PDF Changer

Forensic Analyzer — How to

Step-by-step guide for Forensic Analyzer.

Open tool · How-to · Privacy

How to use Forensic Analyzer

  1. Drop a PDF into the analyzer. Scanning takes 1-5 seconds depending on file size and embedded image count.
  2. Read the risk badge: Critical (GPS, JavaScript), High (author PII, edit history), Medium (software fingerprints), Low (generic metadata).
  3. Expand each finding category to see raw field values. Author, Creator, Producer, and ModDate are the most common identity leaks.
  4. Check the EXIF section — embedded images may contain GPS coordinates, camera serial numbers, and timestamps independent of the PDF metadata.
  5. Use the direct links to the scrubber, flatten, or privacy pipeline to neutralize what was found. Run the analyzer again on the cleaned output to verify.

Tips

  • The most common leak: Author field containing your Windows username or company email. This is set by Microsoft Office on every PDF export.
  • GPS coordinates in embedded JPEG images are the highest-severity finding. A single photo with EXIF GPS can reveal your exact location.
  • JavaScript in PDFs can phone home when opened. The analyzer flags this as critical because it enables tracking on document open.
  • Run analyze → scrub → analyze as a verification loop. The second analysis should show zero or near-zero findings.
  • Software fingerprints (Creator: Microsoft Word, Producer: LibreOffice) reveal what tools you used. This matters for source protection but is low-severity for most users.
  • If quota is reached, wait for month reset or upgrade for unlimited usage.

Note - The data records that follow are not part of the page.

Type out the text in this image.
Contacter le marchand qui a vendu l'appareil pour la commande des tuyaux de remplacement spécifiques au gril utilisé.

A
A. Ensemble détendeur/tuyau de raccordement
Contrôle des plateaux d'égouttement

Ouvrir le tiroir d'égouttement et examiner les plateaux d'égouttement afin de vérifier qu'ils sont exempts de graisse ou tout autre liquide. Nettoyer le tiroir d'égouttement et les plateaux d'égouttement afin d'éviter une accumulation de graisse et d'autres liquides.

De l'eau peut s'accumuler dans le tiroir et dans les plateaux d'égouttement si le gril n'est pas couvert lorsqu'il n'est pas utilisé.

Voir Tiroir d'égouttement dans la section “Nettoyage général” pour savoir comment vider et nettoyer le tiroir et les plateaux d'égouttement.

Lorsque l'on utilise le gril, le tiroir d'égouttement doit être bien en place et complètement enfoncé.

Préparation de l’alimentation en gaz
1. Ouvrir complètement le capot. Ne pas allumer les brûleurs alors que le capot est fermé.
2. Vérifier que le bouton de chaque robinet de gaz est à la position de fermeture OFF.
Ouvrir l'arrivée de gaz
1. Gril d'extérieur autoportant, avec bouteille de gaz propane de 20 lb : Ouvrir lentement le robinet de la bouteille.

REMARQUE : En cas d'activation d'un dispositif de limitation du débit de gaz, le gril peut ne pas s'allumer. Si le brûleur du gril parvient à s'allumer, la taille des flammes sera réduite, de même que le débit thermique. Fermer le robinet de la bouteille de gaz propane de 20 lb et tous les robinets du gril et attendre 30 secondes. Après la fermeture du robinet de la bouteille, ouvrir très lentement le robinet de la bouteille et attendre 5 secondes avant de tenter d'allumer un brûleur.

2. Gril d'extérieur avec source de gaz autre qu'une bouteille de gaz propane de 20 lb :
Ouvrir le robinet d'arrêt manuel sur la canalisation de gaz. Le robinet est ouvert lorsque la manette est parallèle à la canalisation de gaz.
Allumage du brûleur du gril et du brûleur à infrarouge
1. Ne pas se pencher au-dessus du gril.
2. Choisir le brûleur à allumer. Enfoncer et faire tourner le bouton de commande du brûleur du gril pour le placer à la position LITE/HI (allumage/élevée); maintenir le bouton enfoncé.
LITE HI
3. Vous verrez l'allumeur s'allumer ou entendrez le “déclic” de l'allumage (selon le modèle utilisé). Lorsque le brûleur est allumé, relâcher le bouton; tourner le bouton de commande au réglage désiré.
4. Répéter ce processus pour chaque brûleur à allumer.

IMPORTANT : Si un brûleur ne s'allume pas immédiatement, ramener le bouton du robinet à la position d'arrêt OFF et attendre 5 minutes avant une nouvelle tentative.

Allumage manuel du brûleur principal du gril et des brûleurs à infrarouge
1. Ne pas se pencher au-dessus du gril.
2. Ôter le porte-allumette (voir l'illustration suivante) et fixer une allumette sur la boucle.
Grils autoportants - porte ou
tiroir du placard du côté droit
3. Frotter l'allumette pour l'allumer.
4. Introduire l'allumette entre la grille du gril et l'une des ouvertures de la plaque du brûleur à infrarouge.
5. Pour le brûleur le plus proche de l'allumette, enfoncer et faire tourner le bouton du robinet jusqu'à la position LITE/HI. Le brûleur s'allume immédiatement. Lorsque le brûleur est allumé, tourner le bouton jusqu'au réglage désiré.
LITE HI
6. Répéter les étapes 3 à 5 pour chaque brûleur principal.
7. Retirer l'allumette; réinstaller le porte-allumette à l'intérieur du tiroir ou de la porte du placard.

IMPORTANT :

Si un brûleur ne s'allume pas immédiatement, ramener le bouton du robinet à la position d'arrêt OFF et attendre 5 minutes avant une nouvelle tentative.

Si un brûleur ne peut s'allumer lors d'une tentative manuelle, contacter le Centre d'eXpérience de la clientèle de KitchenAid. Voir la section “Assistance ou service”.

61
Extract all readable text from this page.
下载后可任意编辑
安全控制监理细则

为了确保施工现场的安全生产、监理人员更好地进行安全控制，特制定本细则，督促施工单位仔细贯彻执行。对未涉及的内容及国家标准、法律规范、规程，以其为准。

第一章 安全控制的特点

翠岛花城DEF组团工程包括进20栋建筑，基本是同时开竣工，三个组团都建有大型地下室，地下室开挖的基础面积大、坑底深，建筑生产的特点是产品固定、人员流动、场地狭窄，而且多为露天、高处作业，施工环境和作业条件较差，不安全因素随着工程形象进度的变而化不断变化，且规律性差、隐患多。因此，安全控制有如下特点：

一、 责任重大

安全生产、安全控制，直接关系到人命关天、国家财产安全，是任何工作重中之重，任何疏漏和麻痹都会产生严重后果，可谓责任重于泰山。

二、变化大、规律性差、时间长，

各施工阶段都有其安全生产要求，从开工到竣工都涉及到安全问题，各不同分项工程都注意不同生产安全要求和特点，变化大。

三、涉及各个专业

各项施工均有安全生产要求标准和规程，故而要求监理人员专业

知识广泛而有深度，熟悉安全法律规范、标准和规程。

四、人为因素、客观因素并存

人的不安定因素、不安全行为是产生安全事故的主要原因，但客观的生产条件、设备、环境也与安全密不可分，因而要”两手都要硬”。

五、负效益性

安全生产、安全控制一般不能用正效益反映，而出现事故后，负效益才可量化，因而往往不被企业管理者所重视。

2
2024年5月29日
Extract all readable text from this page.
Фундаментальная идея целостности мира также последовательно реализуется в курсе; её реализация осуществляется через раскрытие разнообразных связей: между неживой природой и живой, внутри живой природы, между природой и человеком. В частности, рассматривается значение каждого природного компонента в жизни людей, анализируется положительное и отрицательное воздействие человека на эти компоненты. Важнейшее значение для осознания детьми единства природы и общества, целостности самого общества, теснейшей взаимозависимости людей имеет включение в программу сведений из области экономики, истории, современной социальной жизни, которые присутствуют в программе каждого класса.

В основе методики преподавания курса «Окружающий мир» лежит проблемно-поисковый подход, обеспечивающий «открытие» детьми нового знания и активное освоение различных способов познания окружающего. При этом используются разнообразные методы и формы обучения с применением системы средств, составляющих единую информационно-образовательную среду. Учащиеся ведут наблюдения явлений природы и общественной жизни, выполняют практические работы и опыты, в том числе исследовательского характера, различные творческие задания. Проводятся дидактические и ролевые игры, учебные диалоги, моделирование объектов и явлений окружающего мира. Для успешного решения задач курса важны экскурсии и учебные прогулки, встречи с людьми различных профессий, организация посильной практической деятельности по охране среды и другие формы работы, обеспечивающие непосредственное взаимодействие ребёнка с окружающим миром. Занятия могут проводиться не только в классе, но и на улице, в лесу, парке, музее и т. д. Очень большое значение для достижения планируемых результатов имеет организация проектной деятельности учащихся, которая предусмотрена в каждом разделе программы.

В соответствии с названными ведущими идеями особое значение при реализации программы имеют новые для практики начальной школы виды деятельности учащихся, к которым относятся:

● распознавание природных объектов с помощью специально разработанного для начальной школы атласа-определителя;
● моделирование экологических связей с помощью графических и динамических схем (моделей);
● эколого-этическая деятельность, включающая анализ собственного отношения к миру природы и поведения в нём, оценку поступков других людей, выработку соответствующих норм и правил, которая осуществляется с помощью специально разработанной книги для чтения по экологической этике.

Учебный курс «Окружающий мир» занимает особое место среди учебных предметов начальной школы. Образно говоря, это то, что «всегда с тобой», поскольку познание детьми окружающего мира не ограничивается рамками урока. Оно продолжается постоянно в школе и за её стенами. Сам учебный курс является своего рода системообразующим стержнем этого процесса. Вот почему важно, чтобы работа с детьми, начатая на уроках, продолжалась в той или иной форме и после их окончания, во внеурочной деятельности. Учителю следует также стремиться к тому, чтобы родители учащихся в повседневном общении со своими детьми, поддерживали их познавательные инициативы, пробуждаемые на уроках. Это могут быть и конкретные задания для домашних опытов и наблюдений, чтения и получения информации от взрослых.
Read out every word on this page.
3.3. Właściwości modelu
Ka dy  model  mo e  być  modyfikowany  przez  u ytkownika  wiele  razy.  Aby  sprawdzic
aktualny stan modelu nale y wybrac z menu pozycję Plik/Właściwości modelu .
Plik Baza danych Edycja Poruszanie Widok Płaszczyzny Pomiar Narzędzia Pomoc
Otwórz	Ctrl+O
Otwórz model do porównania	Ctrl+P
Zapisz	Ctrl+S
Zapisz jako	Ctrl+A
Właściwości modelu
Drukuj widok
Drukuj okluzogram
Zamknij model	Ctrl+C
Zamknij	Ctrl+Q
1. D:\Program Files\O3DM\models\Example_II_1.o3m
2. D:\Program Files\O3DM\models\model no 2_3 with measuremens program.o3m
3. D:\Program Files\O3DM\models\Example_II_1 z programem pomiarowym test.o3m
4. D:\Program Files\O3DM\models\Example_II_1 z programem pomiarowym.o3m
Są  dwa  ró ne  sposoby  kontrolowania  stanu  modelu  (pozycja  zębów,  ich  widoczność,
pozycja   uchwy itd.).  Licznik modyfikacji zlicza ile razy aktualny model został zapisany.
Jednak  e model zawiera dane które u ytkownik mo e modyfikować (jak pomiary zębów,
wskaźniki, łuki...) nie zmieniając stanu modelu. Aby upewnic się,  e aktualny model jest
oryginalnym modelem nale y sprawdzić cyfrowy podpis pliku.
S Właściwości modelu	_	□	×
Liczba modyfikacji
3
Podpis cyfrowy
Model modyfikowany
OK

What this does not protect

  • Analysis is read-only. It does not modify the PDF in any way — use the scrubber for that.
  • Encrypted or malformed PDFs fall back to byte-level pattern matching. Coverage is reduced but EXIF markers and JavaScript signatures are still detected.
  • Printer tracking dots (Machine Identification Codes) are not detected in the current analyzer. Use the MIC decoder research tool for that — it requires high-resolution page rendering.
  • The analyzer checks PDF metadata and embedded image EXIF. It does not analyze text content for PII (names, addresses in the visible text).
  • It does not replace legal, compliance, or incident-response workflows.